Weihnachtsklang - von uns gerettet

Sie hat nie krakeelt. Und doch hatte sie starke Krakelee-Probleme – die Kirchenorgel von Stedtlingen, Baujahr 1756/57. Ihre Kinder heißen Flauto, Quintatön oder Principal, gehören zur barocken Disposition dieses herrlichen Instruments der mittelalterlichen Saalkirche im fränkisch geprägten Süd-Thüringen. Die einmanualige Orgel thront auf einer eigenen Empore oberhalb des Altarraums an der Ostseite. Dass ihr Klang heuer zur Weihnachtszeit die Stimmung der 507-Seelen-Gemeinde Stedtlingen wieder vergoldet, ist letztendlich der Deutschen Stiftung Denkmalschutz und ihren Freunden und Förderern zu verdanken.

Nachdem 2004-05 das Kirchenschiff und der Turm der Stedtlinger Kirche mit Hilfe der Deutschen Stiftung Denkmalschutz saniert wurden, förderte sie 2009 bis 2110 die Restaurierung der Orgel.
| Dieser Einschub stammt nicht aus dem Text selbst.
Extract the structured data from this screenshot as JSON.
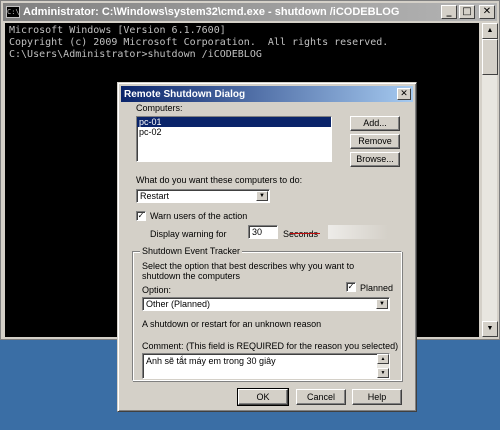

Denn das Instrument glänzt wahrlich einzigartig mit seinen herzigen Putten links und rechts des Hauptwerks, dem überbordenden Blattgold - Ausdruck spätbarocker Herrlichkeit. Die mechanische Schleifladenorgel feiert sich zu Recht selbst mit ihrem reich geschnitzten, farbenfrohem Prospekt.  

Vor Beginn der Restaurierungsarbeiten im Jahr 2009 wurde lange Johann Caspar Rommel als Erbauer vermutet. Ein Fehler! Beim Abbau des Pfeifenwerkes und nach Freilegung der Windladen wurden Inschriften gefunden, die Johann Caspar Beck (1703-74) aus Herrenbreitungen als Erbauer ausweisen, einen bedeutenden Orgelbauer in Thüringen und Hessen zu seiner Zeit.

Aber im 21. Jahrhundert kam Becks Orgel mehr als lädiert daher: undichte Windladen, Holzwurmbefall, verformte Metallpfeifen - Teile der Schnitzereien waren gänzlich herausgebrochen. Doch nach Abnahme von drei Fassungen wurde die ursprüngliche Polimentvergoldung erneuert. Und die farbliche Schicht auf zu dickem Kreidegrund konnte fachmännisch gekittet werden, weil es zu starker Krakeleebildung gekommen war. Alle Risse im Lack sind nun Vergangenheit. Orgel gerettet – es ist wieder Zeit für Weihnachtsklang!